Selby mówi wtedy jakby tłumacząc się, że „tylko chce żyć”. I trudno tu się dziwić, to była młoda, zahukana dziewczyna, wciągnięta w zupełnie inny świat, inne życie. I nagle ten świat zawalił się na jej głowę, choć wcale tego nie chciała. Aileen jako bardziej doświadczona i chyba bardziej kochająca, „pozwala jej odejść” – bierze całą winę na siebie, dzięki czemu jej ukochana jest wolna i może dalej żyć, ma pewność, że nic złego jej nie spotka.
W tym kontekście słowa Aileen: „Kocham cię całym sercem i duszą, nigdy cię nie zawiodę” nabierają o milion razy mocniejszego sensu. Bo faktycznie ona WIEDZIAŁA, co tam się odbywa, że to jest intryga, że jest podsłuch i że to jest ich szansa, by zapewnić Selby spokój i wolność. Zgodziła się na to i podarowała jej to, kiedy wiedziała, że sama siebie już nie uratuje.

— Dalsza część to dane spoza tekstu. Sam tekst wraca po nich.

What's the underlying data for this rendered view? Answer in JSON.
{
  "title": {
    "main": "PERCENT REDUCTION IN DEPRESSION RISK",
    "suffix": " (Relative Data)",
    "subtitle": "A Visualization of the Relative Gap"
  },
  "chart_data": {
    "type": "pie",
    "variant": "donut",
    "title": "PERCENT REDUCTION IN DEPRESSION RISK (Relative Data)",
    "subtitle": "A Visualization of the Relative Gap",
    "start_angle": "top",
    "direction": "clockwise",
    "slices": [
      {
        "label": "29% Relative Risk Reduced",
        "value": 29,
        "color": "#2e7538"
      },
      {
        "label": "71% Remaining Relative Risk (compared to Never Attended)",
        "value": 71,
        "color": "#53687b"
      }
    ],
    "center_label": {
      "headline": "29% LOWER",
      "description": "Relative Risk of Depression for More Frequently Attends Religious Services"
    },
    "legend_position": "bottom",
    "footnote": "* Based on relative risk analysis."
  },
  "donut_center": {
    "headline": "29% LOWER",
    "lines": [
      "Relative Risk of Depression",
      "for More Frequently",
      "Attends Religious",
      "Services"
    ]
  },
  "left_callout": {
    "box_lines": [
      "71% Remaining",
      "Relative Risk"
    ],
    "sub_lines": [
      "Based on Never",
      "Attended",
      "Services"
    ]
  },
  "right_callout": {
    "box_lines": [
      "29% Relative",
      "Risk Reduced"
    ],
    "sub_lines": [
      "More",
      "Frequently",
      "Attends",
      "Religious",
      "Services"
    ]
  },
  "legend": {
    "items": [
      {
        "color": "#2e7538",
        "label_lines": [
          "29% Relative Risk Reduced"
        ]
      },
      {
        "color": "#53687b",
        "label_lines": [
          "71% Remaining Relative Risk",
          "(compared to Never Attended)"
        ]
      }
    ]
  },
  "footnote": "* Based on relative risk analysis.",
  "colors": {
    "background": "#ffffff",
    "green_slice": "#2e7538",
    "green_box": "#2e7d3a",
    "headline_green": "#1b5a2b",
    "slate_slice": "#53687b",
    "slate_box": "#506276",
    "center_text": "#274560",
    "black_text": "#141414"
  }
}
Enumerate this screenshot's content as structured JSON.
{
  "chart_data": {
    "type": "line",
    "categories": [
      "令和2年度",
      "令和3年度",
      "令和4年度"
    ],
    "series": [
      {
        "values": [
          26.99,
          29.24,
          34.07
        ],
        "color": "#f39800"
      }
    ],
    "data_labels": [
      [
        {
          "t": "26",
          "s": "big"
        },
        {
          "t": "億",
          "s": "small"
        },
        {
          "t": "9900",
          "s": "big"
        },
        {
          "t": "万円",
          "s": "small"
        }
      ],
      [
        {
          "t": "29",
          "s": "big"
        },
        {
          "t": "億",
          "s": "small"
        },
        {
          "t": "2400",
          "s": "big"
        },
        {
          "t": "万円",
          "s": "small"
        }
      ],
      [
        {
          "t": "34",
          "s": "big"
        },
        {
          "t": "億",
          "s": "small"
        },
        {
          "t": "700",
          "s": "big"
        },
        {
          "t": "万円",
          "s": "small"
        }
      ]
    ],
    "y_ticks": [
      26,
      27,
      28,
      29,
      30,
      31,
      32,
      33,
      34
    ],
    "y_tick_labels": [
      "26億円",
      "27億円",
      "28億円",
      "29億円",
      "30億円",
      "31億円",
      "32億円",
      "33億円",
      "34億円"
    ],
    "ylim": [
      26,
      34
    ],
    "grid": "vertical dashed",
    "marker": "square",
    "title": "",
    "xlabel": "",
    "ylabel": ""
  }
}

Ta scena mnie powaliła swoim kunsztem. Bo musiałam obejrzeć ją 2 razy by to wszystko dotrzeć. Z pozoru jest to bezładny potok słów dwóch miotanych silnymi emocjami kobiet, z których jedna wydaje się być wredną zdradziecką... ekhm… Jednak gdy obejrzy się mając na względzie te wszystkie niuanse, o których napisałam, zobaczy się jedną z najbardziej nieoczywistych, mistrzowskich scen w historii kina. Rozmowa, w której niewiele zostało powiedziane wprost, ale która niesie taki ładunek emocjonalny, że można by nim obdzielić co najmniej kilka podrzędnych „dramatów”.

ocenił(a) film na 8
Kurczakblee

Ta sena również zwróciła moją uwagę. Ale od razu dostrzegłam poświęcenie Aileen. Dla mnie cały film jest naszpikowany takimi niuansami i niedopowiedzeniami, nie tylko ta rozmowa. Ona stanowi jakby kropkę nad ,,i".

ocenił(a) film na 6
Kurczakblee

no łał sherlocku

ocenił(a) film na 9
Kurczakblee

To nie była skomplikowana scena, dość logiczna, podobny wątek w kinie już miał nie raz miejsce.

ocenił(a) film na 9
Brumhilda

Anyway brawo dla Charlize.. Wybitnie zagrane

ocenił(a) film na 6
fejsbukowy1994

Normalna rozmowa więżnia ze wspolnikiem, gdzie w połowie jej trwana, więzień orientuje się, że wspólnik idzie na współpracę z policją.
Co w tym nadzwyczajnego? Dziesiątki takich motywów było w filmach, a jeszcze więcej wydarza się w prawdziwym życiu.

Inna sprawa, że świetnie zagrana i bez wątpienia najlepsza w tym filmie.